{28}. Не меньше внимания Бутенев уделил описанию поведения главнокомандующего — знаменитого полководца князя П. И. Багратиона: «Когда у нас увидели, что неприятельские колонны отступают и бой кончился, князь Багратион сел на лошадь, со всею свитою пустился вниз и через мост поехал в город благодарить Раевского и его войска за такое геройское сопротивление втрое сильнейшему неприятелю. Один из офицеров, которые ездили в Смоленск с главнокомандующим, рассказывал мне по возвращении, что некоторые улицы были загромождены ранеными, умирающими, мертвыми и что не было возможности переносить их в больницы или дома. <…> Когда главнокомандующий проезжал по городу, беспомощные старики и женщины бросались перед ним на колени, держа на руках и волоча за собою детей, и умоляли его спасти их и не отдавать города неприятелю. <…> Князь Багратион съезжал и вниз на ровное место, покрытое убитыми и умиравшими, осмотрел вновь расставленные свежие отрады, здоровался с войсками, навестил главнейших лиц, получивших раны, и наконец снова переправился за Днепр в свой лагерь»{29}. Командир 7-го пехотного корпуса и здесь восхищался доблестью воинов 27-й пехотной дивизии: «Генерал Раевский, наш командир, под начальством коего мы в Смоленской битве находились, был весьма доволен нашими действиями и в рассыпном бою, выхваляя воинов сими словами: „Ай, новички, молодцы, чудо, как с французами ознакомились“»{30}.

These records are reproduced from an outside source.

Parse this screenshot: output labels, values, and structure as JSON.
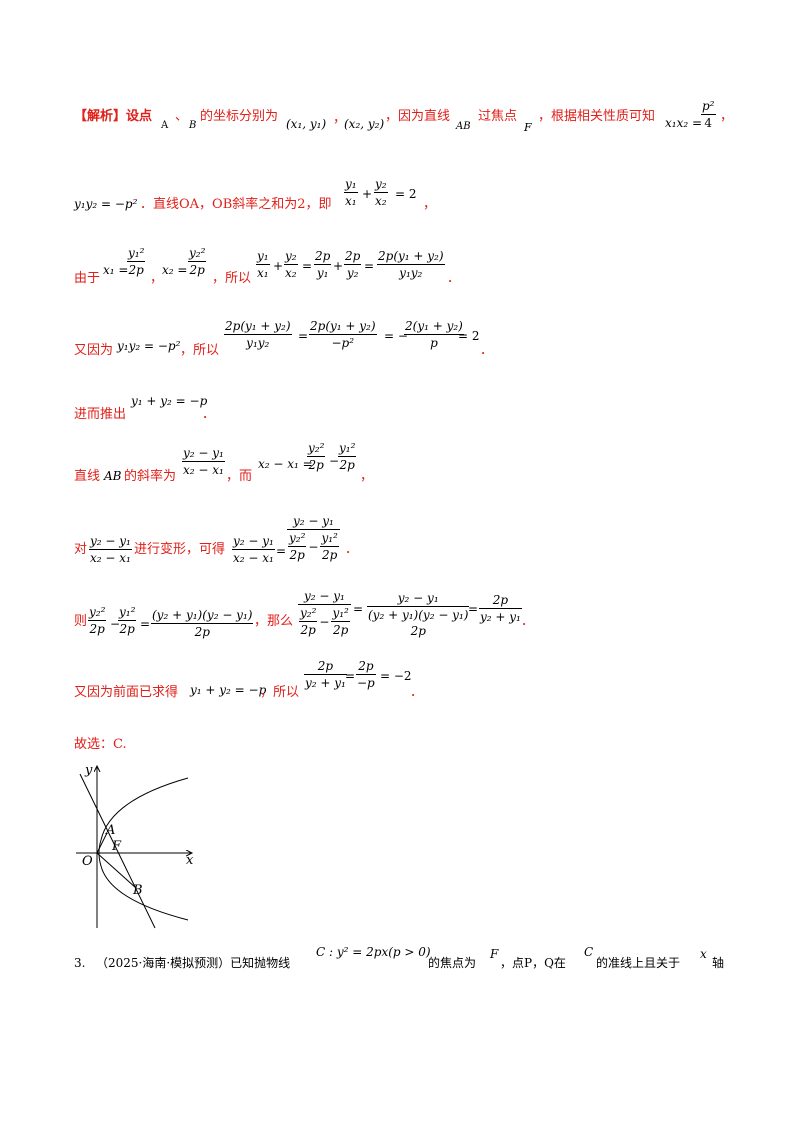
{
  "analysis": {
    "lead": "【解析】设点",
    "pA": "A",
    "sep1": "、",
    "pB": "B",
    "coords_text": "的坐标分别为",
    "coord1": "(x₁, y₁)",
    "sep2": "，",
    "coord2": "(x₂, y₂)",
    "because_text": "，因为直线",
    "lineAB": "AB",
    "through_text": "过焦点",
    "focusF": "F",
    "prop_text": "，根据相关性质可知",
    "x1x2": "x₁x₂ =",
    "p2": "p²",
    "four": "4",
    "comma": "，"
  },
  "line2": {
    "y1y2": "y₁y₂ = −p²",
    "text": "．直线OA，OB斜率之和为2，即",
    "f1_num": "y₁",
    "f1_den": "x₁",
    "plus": "+",
    "f2_num": "y₂",
    "f2_den": "x₂",
    "eq2": "= 2",
    "comma": "，"
  },
  "line3": {
    "since": "由于",
    "x1": "x₁ =",
    "x1_num": "y₁²",
    "x1_den": "2p",
    "comma": "，",
    "x2": "x₂ =",
    "x2_num": "y₂²",
    "x2_den": "2p",
    "so": "，所以",
    "a_num": "y₁",
    "a_den": "x₁",
    "plus": "+",
    "b_num": "y₂",
    "b_den": "x₂",
    "eq": "=",
    "c_num": "2p",
    "c_den": "y₁",
    "plus2": "+",
    "d_num": "2p",
    "d_den": "y₂",
    "eq2": "=",
    "e_num": "2p(y₁ + y₂)",
    "e_den": "y₁y₂",
    "period": "．"
  },
  "line4": {
    "also": "又因为",
    "rel": "y₁y₂ = −p²",
    "so": "，所以",
    "a_num": "2p(y₁ + y₂)",
    "a_den": "y₁y₂",
    "eq": "=",
    "b_num": "2p(y₁ + y₂)",
    "b_den": "−p²",
    "eq2": "= −",
    "c_num": "2(y₁ + y₂)",
    "c_den": "p",
    "eq3": "= 2",
    "period": "．"
  },
  "line5": {
    "text": "进而推出",
    "rel": "y₁ + y₂ = −p",
    "period": "．"
  },
  "line6": {
    "text": "直线",
    "ab": "AB",
    "slope": "的斜率为",
    "s_num": "y₂ − y₁",
    "s_den": "x₂ − x₁",
    "and": "，而",
    "diff": "x₂ − x₁ =",
    "a_num": "y₂²",
    "a_den": "2p",
    "minus": "−",
    "b_num": "y₁²",
    "b_den": "2p",
    "comma": "，"
  },
  "line7": {
    "for": "对",
    "s_num": "y₂ − y₁",
    "s_den": "x₂ − x₁",
    "transform": "进行变形，可得",
    "t_num": "y₂ − y₁",
    "t_den": "x₂ − x₁",
    "eq": "=",
    "u_num": "y₂ − y₁",
    "u_a_num": "y₂²",
    "u_a_den": "2p",
    "u_minus": "−",
    "u_b_num": "y₁²",
    "u_b_den": "2p",
    "period": "．"
  },
  "line8": {
    "then": "则",
    "a_num": "y₂²",
    "a_den": "2p",
    "minus": "−",
    "b_num": "y₁²",
    "b_den": "2p",
    "eq": "=",
    "c_num": "(y₂ + y₁)(y₂ − y₁)",
    "c_den": "2p",
    "so": "，那么",
    "d_num": "y₂ − y₁",
    "d_a_num": "y₂²",
    "d_a_den": "2p",
    "d_minus": "−",
    "d_b_num": "y₁²",
    "d_b_den": "2p",
    "eq2": "=",
    "e_num": "y₂ − y₁",
    "e_den_top": "(y₂ + y₁)(y₂ − y₁)",
    "e_den_bot": "2p",
    "eq3": "=",
    "f_num": "2p",
    "f_den": "y₂ + y₁",
    "period": "．"
  },
  "line9": {
    "text": "又因为前面已求得",
    "rel": "y₁ + y₂ = −p",
    "so": "，所以",
    "a_num": "2p",
    "a_den": "y₂ + y₁",
    "eq": "=",
    "b_num": "2p",
    "b_den": "−p",
    "eq2": "= −2",
    "period": "．"
  },
  "answer": "故选：C.",
  "figure": {
    "y_label": "y",
    "x_label": "x",
    "origin": "O",
    "focus": "F",
    "pointA": "A",
    "pointB": "B"
  },
  "question": {
    "number": "3.",
    "source": "（2025·海南·模拟预测）已知抛物线",
    "eq": "C : y² = 2px(p > 0)",
    "focus_text": "的焦点为",
    "F": "F",
    "points_text": "，点P，Q在",
    "C": "C",
    "directrix_text": "的准线上且关于",
    "x": "x",
    "axis": "轴"
  }
}
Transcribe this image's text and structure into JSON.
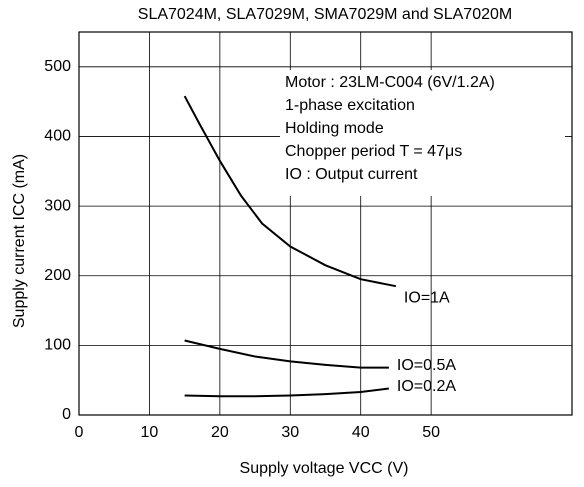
{
  "chart_data": {
    "type": "line",
    "title": "SLA7024M, SLA7029M, SMA7029M and SLA7020M",
    "x_label": "Supply voltage VCC (V)",
    "y_label": "Supply current ICC (mA)",
    "annotation": [
      "Motor : 23LM-C004 (6V/1.2A)",
      "1-phase excitation",
      "Holding mode",
      "Chopper period T = 47μs",
      "IO : Output current"
    ],
    "xlim": [
      0,
      70
    ],
    "xticks": [
      0,
      10,
      20,
      30,
      40,
      50
    ],
    "ylim": [
      0,
      550
    ],
    "yticks": [
      0,
      100,
      200,
      300,
      400,
      500
    ],
    "grid": true,
    "series": [
      {
        "name": "IO=1A",
        "color": "#000000",
        "x": [
          15,
          17,
          20,
          23,
          26,
          30,
          35,
          40,
          45
        ],
        "values": [
          458,
          420,
          365,
          315,
          275,
          242,
          215,
          195,
          185
        ]
      },
      {
        "name": "IO=0.5A",
        "color": "#000000",
        "x": [
          15,
          20,
          25,
          30,
          35,
          40,
          44
        ],
        "values": [
          107,
          95,
          84,
          77,
          72,
          68,
          68
        ]
      },
      {
        "name": "IO=0.2A",
        "color": "#000000",
        "x": [
          15,
          20,
          25,
          30,
          35,
          40,
          44
        ],
        "values": [
          28,
          27,
          27,
          28,
          30,
          33,
          38
        ]
      }
    ]
  }
}
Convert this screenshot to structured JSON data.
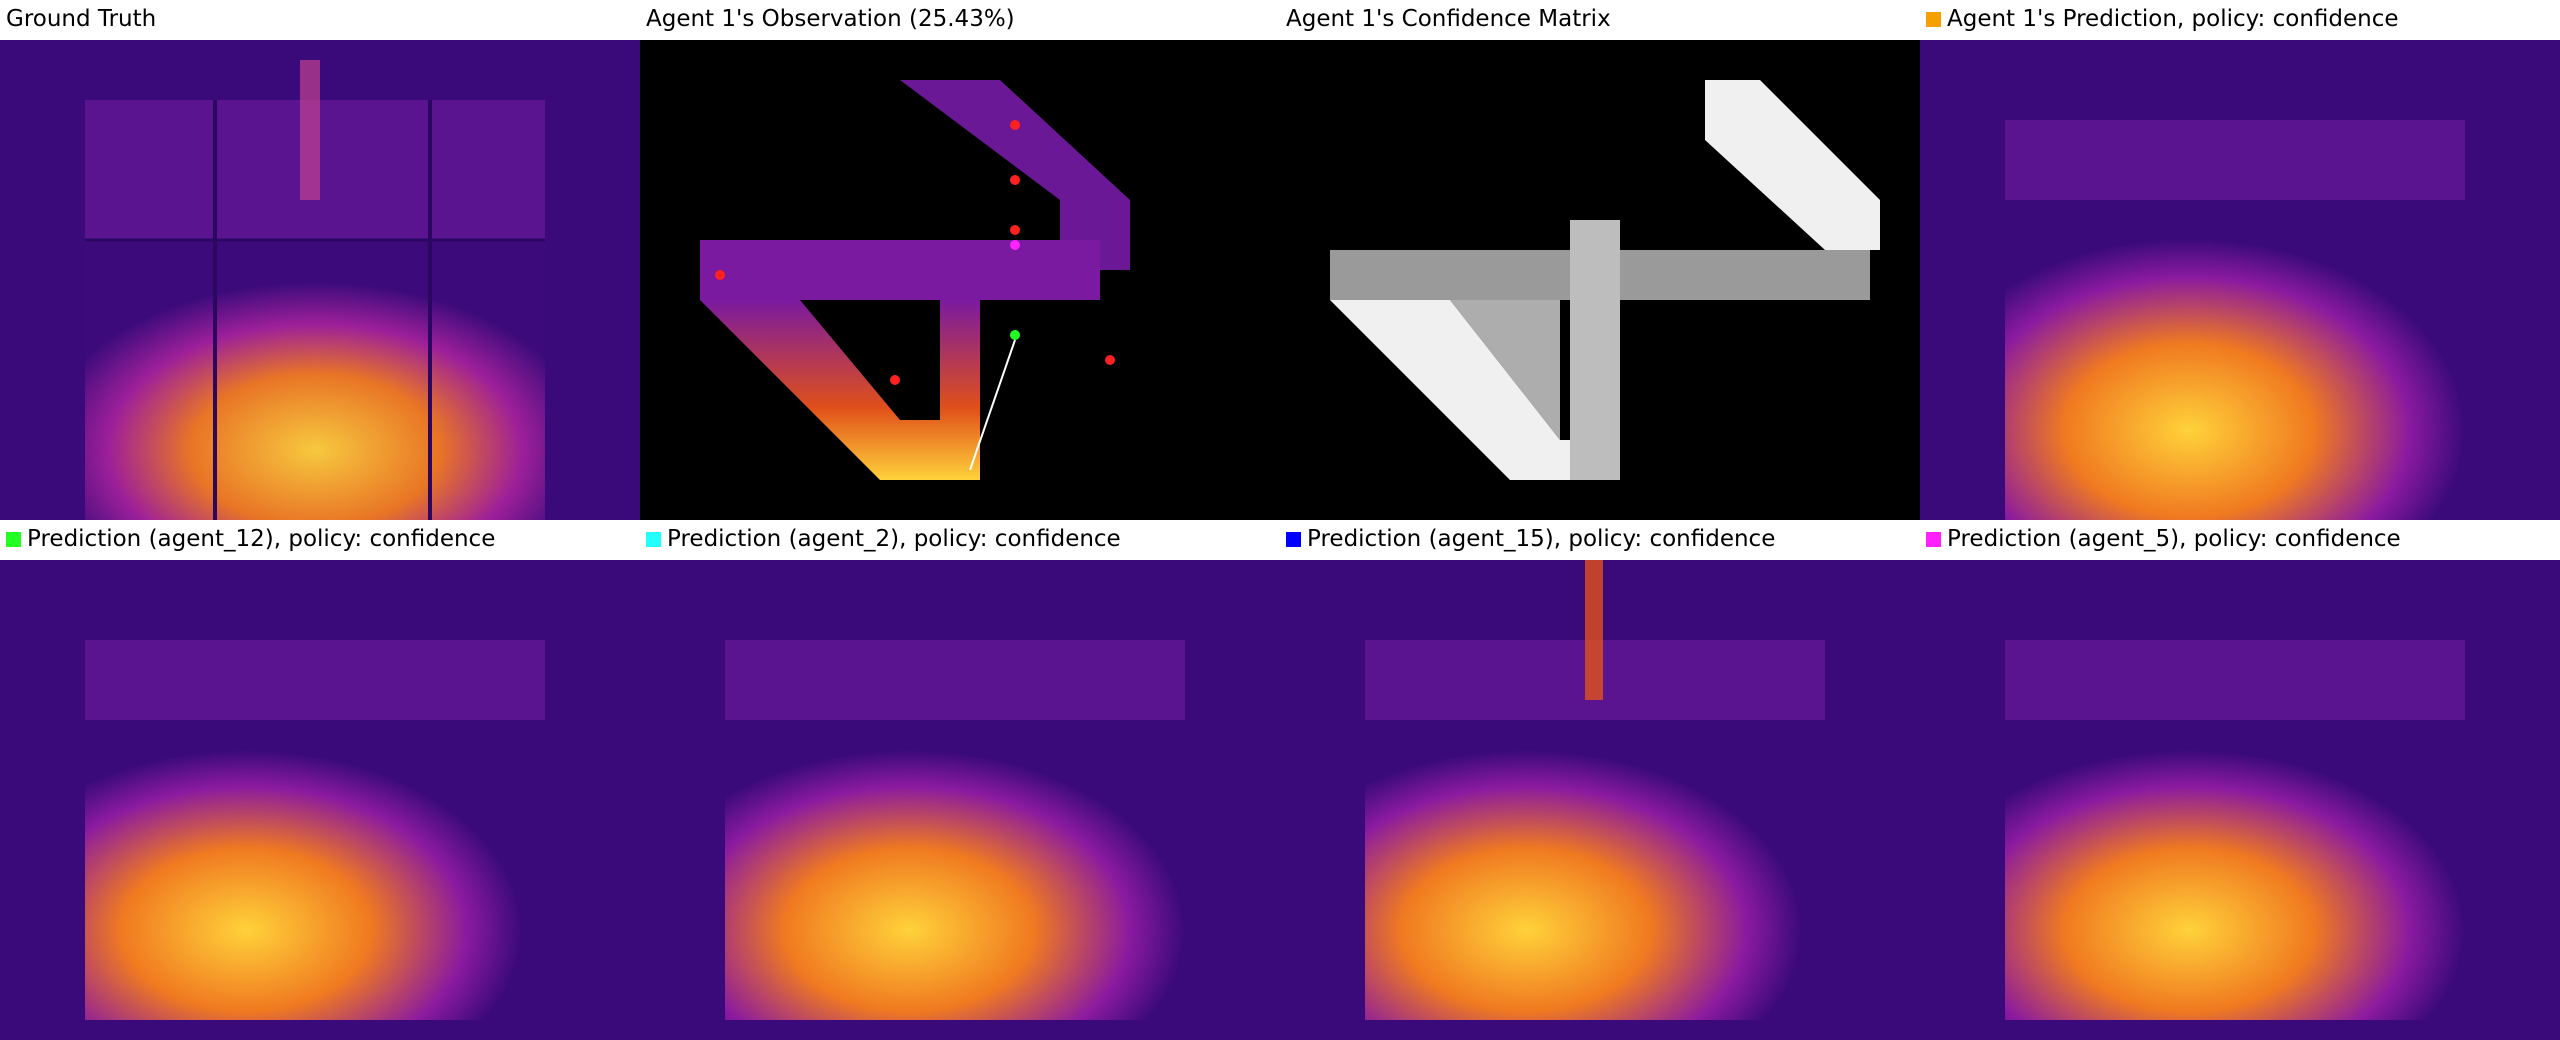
{
  "panels": [
    {
      "title": "Ground Truth",
      "swatch": null
    },
    {
      "title": "Agent 1's Observation (25.43%)",
      "swatch": null
    },
    {
      "title": "Agent 1's Confidence Matrix",
      "swatch": null
    },
    {
      "title": "Agent 1's Prediction, policy: confidence",
      "swatch": "#f5a000"
    },
    {
      "title": "Prediction (agent_12), policy: confidence",
      "swatch": "#22ff22"
    },
    {
      "title": "Prediction (agent_2), policy: confidence",
      "swatch": "#22ffff"
    },
    {
      "title": "Prediction (agent_15), policy: confidence",
      "swatch": "#0000ff"
    },
    {
      "title": "Prediction (agent_5), policy: confidence",
      "swatch": "#ff22ff"
    }
  ],
  "colors": {
    "heat_dark": "#3a0a7a",
    "heat_mid": "#7a1aa0",
    "heat_hot": "#e0501a",
    "heat_bright": "#ffd23a",
    "confidence_white": "#f0f0f0",
    "confidence_gray": "#9a9a9a"
  }
}
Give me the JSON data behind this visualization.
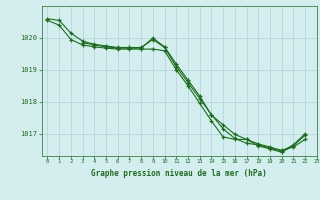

Но, как ни приятны были похвалы испытанного в боях генерала прапорщику Д. В. Душенкевичу, однако бедствия жителей Смоленска, после трехдневной обороны оставленного неприятелю, имевшему значительное превосходство в силах, производило гнетущее впечатление: «Какому ужасному смятению внутри стен я был свидетель: жители, прежде надеявшиеся отражению неприятеля, оставались в городе, но сегодняшнею усиленною жестокою атакою убедились, что завтра город будет не наш. В слезах отчаяния кидались в храм Божией Матери, там молятся на коленях, потом спешат домой, берут рыдающие семейства, оставляя жилища свои, и в расстройстве крайнем отправляются через мост. Сколько слез! Сколько стонов и нещастий, наконец, сколько жертв и крови!»{31} Вопреки настроениям войск, стремившихся драться до последнего солдата, М. Б. Барклай де Толли отдал приказ об оставлении старой русской твердыни: «Россияне, переправясь через реку Днепр, стали на возвышенном месте перед городом, с которого картина Смоленска была чрезвычайно трогательна, печальна и разительна; неприятель открыл сильную канонаду множества батарей по городу, пожар разлился по оному во всех почти улицах и по форштадту; жители, не находя уже убежища, гонимые ужасом и страхом идущих к ним французов, выходили толпами из города, целыми семействами, в отчаянии, в слезах горьких, с младенцами на руках, малолетние дети подле них рыдали громко, мущины и женщины некоторые были уже ранены. Потом воспоследовал вынос чудовной Божией Матери Смоленской и за ней следом — разрушение моста через реку. Неприятель в больших густых колоннах начал вступать в город, барабанный бой, играние музыки и беспрестанный крик „Виват император Наполеон!“ оглушали воздух, и изредка пальба русских в город по врагам из пушек увеличивала ужас сей картины»{32}.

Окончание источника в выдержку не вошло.